The cub grew at an astonishing rate and Manueline came to believe he must have been born in late summer not in the autumn at all. By the end of the winter, he weighed more than Manueline. He was enormous and evidently not about to get any smaller. Wals still would not take him out with the pack, he was too young and the others would fight him. With no adults to protect him, it was likely the pack would kill him.
In the late winter, Wals and Manueline built a shelter near to where they kept the boat and started moving things out of the valley and over the hill, preparing for the journey down river. Manueline did not think they could leave until after the spring thaw. It would come suddenly, once the weather turned, and the river would go wild for a few days, ice and huge amounts of water pouring through it as the snow started to melt and the ice broke up.
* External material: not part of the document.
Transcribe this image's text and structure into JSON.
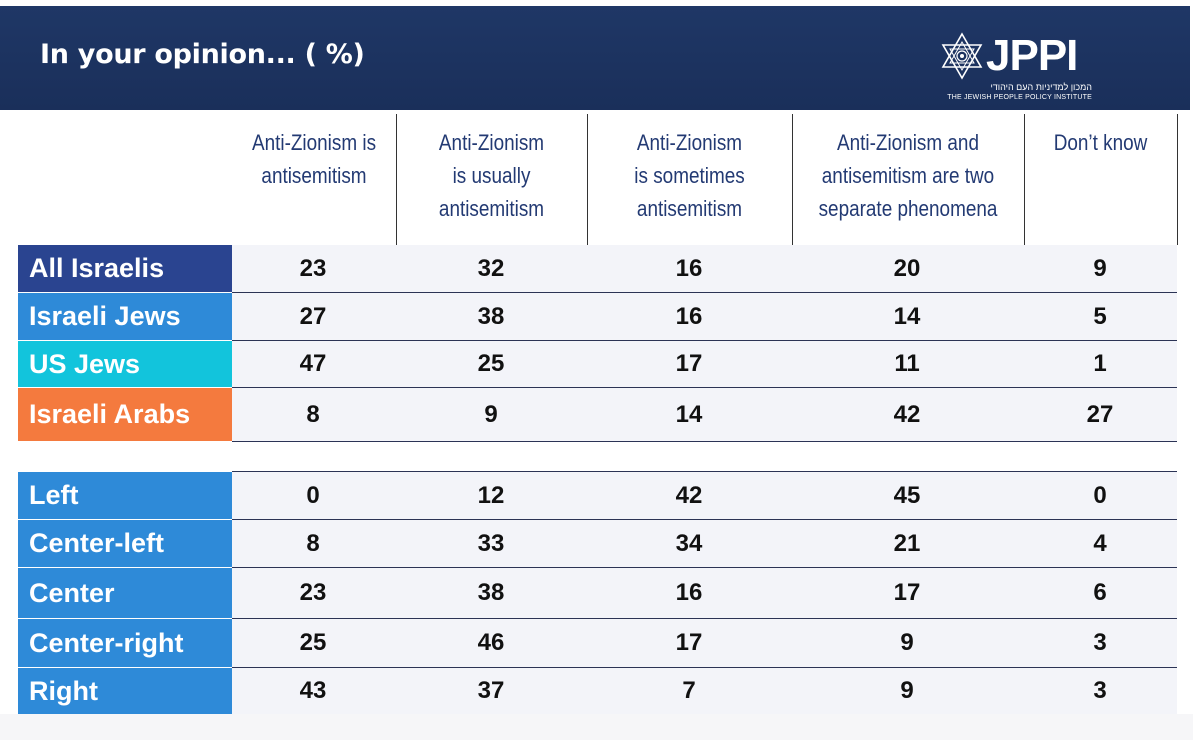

At least for a time, they would be safe from anything the villagers might do but the river would quickly settle after the initial thaw and she felt they would have to take some risks, traveling before the time the villagers might think to come across. Deep down she was sure they were so afraid of the forest that they would not interfere; still Manueline had a surface anxiety she could not let go of.
Thinking about it one day, walking over the path that had originally taken them into the valley, she realized some of what she feared was that the villagers would not drive them out. She and Wals and the wolf would live and die in the valley. It seemed an empty hopeless sort of a life to her but one that could easily draw her in and once drawn in, she would never escape.